Major Grape Varietals in Arizona – A Focus on Reds
Like many newer US wine regions, it appears that Arizona is currently experimenting with many types of grape varietals. I tasted everything from nebiollo to gewürztraminer, but the wines that I preferred (and that also seem to be gaining high scores from the critics) were their reds.
I came away very impressed with several 100% grenache wines, as well as GSM’s (grenache, syrah, mouvedre) from all 3 regions. It is logical that with daytime temperature soaring into the 90’s and low 100’s that they would produce such excellent warm climate varietals. Fortunately the temperature in the high desert drops dramatically at night, so the grapes are able to preserve their flavors and acid.
Red Italian grape varietals also appear to be doing well here – especially in the Sedona area. I tasted some very nice barbera, sangiovese, and a blush nebiollo. At the same time, there were also some very decent merlots, cabernet sauvignons, blends of such, and even zinfandel.
In terms of whites, I tasted several chardonnays, but found them to have bitter finishes. Two white varietals which appear to do well here are viognier and malvasia bianca.
Favorite Arizona Wines on This Trip & Kudos to Arizona Wine Tourism
Though I must admit that I spent more time hiking in Sedona than I did tasting wine, I did manage to visit some wineries and wine-tasting rooms. One thing that very much impressed me was Arizona’s focus on wine tourism. There were several generic wine tasting businesses in Sedona and one in Cottonwood that allowed you to taste a wide variety of Arizona wines. In addition, every place I turned I found an Arizona wine brochure, map, or magazine, and the wine signage along the roads was great.

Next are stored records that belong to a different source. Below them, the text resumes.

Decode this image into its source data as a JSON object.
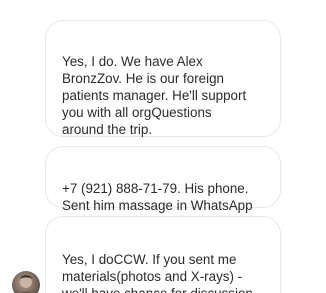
{
  "messages": [
    {
      "text": "Yes, I do. We have Alex\nBronzZov. He is our foreign\npatients manager. He'll support\nyou with all orgQuestions\naround the trip."
    },
    {
      "text": "+7 (921) 888-71-79. His phone.\nSent him massage in WhatsApp"
    },
    {
      "text": "Yes, I doCCW. If you sent me\nmaterials(photos and X-rays) -\nwe'll have chance for discussion"
    }
  ],
  "avatar": {
    "icon": "user-photo-avatar"
  }
}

Altogether I tried 14 different wines and came away with six favorites:
2009 Dos Cabezas El Norte from Cochise County ($40) – A GSM (23% grenache, 42% syrah, and 35% mouvedre) with a bright berry nose and palate, complex spices and long finish.
2009 Page Spring Cellars from Sedona area ($40) – blend of 6 red varietals. Dark red fruit, cloves, earthy notes, complex with good acid and long finish. Similar in style and taste to a medium-bodied Super Tuscan
2010 Caduceus Cellars Dos Ladrones from Sedona area ($25) a delightful blend of malvasia bianca and chardonnay with floral nose, peach notes, good texture on palate and medium-high acid. Very refreshing.
2010 Caduceus Cellars Lei Li Rose from Sedona area ($40) –a rather unusual, though very delightful, rose of nebiollo with fragrant cherry nose, dry fruit palate, chalky tannins and a nice high acid finish.
2008 Oak Creek Vineyard Zinfandel ($35) – classic jammy zin nose, medium-bodied ripe berry fruit with spice and pepper. Made in a more elegant style with balanced alcohol and medium plus acid.
Arizona Vineyards and Terrior
I was able to visit two wineries in the Sedona area and see the vineyards. The soil is primarily volcanic. One vineyard was on level land with 8 x 12 spacing and VSP trellis. The other was on a steep rocky terrace. They both had irrigation, deer fencing, and bird netting. Since I hadn’t made advance appointments, I couldn’t find anyone in the tasting rooms who could describe rootstocks, clones, canopy management, disease, pests, etc.
At a tasting room in Sedona that featured wines from around Arizona, the pourer challenged me to identify the “terrior of the state.” One feature I found in all the wines I tasted was a ripe fruity nose – no bashful wines here. With the wines from the southern regions of Cochise County and Sonorita, I found a higher alcohol level with medium acid, and an intriguing note of dark bitter chocolate and sage. The Sedona region wines seemed to have more moderate alcohol and higher acid, but I couldn’t find any distinctive and replicating notes in the ones I tasted. Guess, I just need to go back for another visit and try more wines.